Viagogo sends gig tickets along with copy of stranger's passport

- Rob Davies

Ticket resale 'deception'

When Danny bought tickets to see Deftones in Crystal Palace Park, he was not expecting to be initiated into an apparent subterfuge.

Yet shortly before the south London gig, Viagogo, the resale platform that sold him the tickets, sent him a scanned copy of a passport ID page belonging to a Dutch man he had never met. A Viagogo staff member told Danny to flash the document if asked by door staff for the ID of the "lead booker".

"It felt like we were being asked to take part in a deliberate deception," said Danny, who has asked for his name to be changed. "I know it's not the world's biggest crime but I run a business and it's not a good look."

Danny's experience underscores the difficulties fans face amid opaque and questionable business practices in reselling tickets for UK events, as Labour closes in on a long-promised clampdown on the industry.

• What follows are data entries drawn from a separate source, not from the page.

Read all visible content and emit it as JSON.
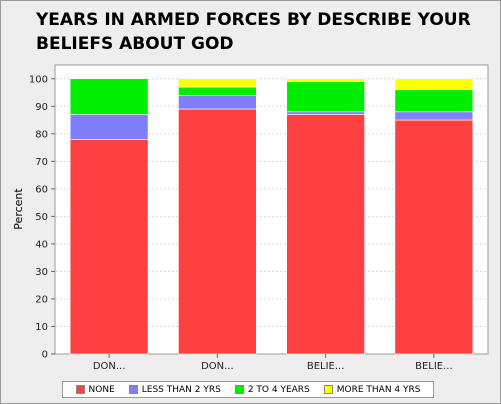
{
  "chart_data": {
    "type": "bar",
    "stacked": true,
    "title": "YEARS IN ARMED FORCES BY DESCRIBE YOUR BELIEFS ABOUT GOD",
    "xlabel": "",
    "ylabel": "Percent",
    "ylim": [
      0,
      105
    ],
    "yticks": [
      0,
      10,
      20,
      30,
      40,
      50,
      60,
      70,
      80,
      90,
      100
    ],
    "grid": true,
    "legend_position": "bottom",
    "categories": [
      "DON...",
      "DON...",
      "BELIE...",
      "BELIE..."
    ],
    "series": [
      {
        "name": "NONE",
        "color": "#ff4040",
        "values": [
          78,
          89,
          87,
          85
        ]
      },
      {
        "name": "LESS THAN 2 YRS",
        "color": "#8080ff",
        "values": [
          9,
          5,
          1,
          3
        ]
      },
      {
        "name": "2 TO 4 YEARS",
        "color": "#00ee00",
        "values": [
          13,
          3,
          11,
          8
        ]
      },
      {
        "name": "MORE THAN 4 YRS",
        "color": "#ffff00",
        "values": [
          0,
          3,
          1,
          4
        ]
      }
    ]
  }
}
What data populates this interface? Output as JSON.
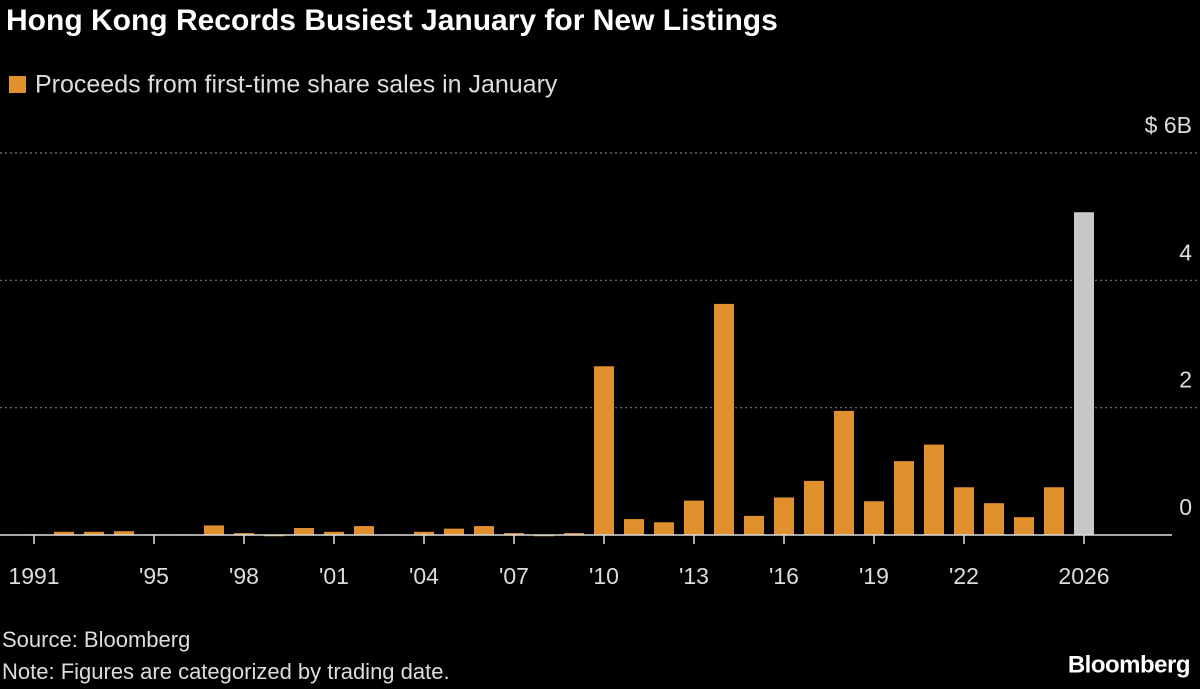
{
  "chart_data": {
    "type": "bar",
    "title": "Hong Kong Records Busiest January for New Listings",
    "legend": "Proceeds from first-time share sales in January",
    "source": "Source: Bloomberg",
    "note": "Note: Figures are categorized by trading date.",
    "brand": "Bloomberg",
    "categories": [
      "1991",
      null,
      null,
      null,
      "'95",
      null,
      null,
      "'98",
      null,
      null,
      "'01",
      null,
      null,
      "'04",
      null,
      null,
      "'07",
      null,
      null,
      "'10",
      null,
      null,
      "'13",
      null,
      null,
      "'16",
      null,
      null,
      "'19",
      null,
      null,
      "'22",
      null,
      null,
      null,
      "2026"
    ],
    "values": [
      0.01,
      0.05,
      0.05,
      0.06,
      0.01,
      0.01,
      0.15,
      0.03,
      -0.02,
      0.11,
      0.05,
      0.14,
      0.01,
      0.05,
      0.1,
      0.14,
      0.03,
      -0.02,
      0.03,
      2.65,
      0.25,
      0.2,
      0.54,
      3.63,
      0.3,
      0.59,
      0.85,
      1.95,
      0.53,
      1.16,
      1.42,
      0.75,
      0.5,
      0.28,
      0.75,
      5.07
    ],
    "color": "#e0902c",
    "colors": [
      "#e0902c",
      "#e0902c",
      "#e0902c",
      "#e0902c",
      "#e0902c",
      "#e0902c",
      "#e0902c",
      "#e0902c",
      "#e0902c",
      "#e0902c",
      "#e0902c",
      "#e0902c",
      "#e0902c",
      "#e0902c",
      "#e0902c",
      "#e0902c",
      "#e0902c",
      "#e0902c",
      "#e0902c",
      "#e0902c",
      "#e0902c",
      "#e0902c",
      "#e0902c",
      "#e0902c",
      "#e0902c",
      "#e0902c",
      "#e0902c",
      "#e0902c",
      "#e0902c",
      "#e0902c",
      "#e0902c",
      "#e0902c",
      "#e0902c",
      "#e0902c",
      "#e0902c",
      "#c8c8c8"
    ],
    "ylim": [
      0,
      6
    ],
    "yticks": [
      0,
      2,
      4,
      {
        "value": 6,
        "label": "$ 6B"
      }
    ],
    "grid": true
  }
}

He was not the only one who received the ID instruction. In an apparent breach of data protection laws, Viagogo mistakenly copied him into an email with several strangers, all of whom received a link to the same scanned passport.

The reason for this curious pre-gig ritual is that Ticketmaster, the primary ticket agent for the Deftones gig, had expressly forbidden unauthorised resale in its terms and conditions. To get round this, evidence seen by the Guardian indicates, Viagogo arranged the sale on its own platform. Viagogo then appears to have told the seller to send the tickets through Ticketmaster's own transfer systems, which are intended for groups of friends to share tickets between them at face value.

But the face on the passport was not a friend of Danny's.

In fact, according to a ticketing expert, Reg Walker, the seller was a well-known tout and prolific user of ticket-buying "bots", software deployed to harvest tickets illegally and resell them for big profits.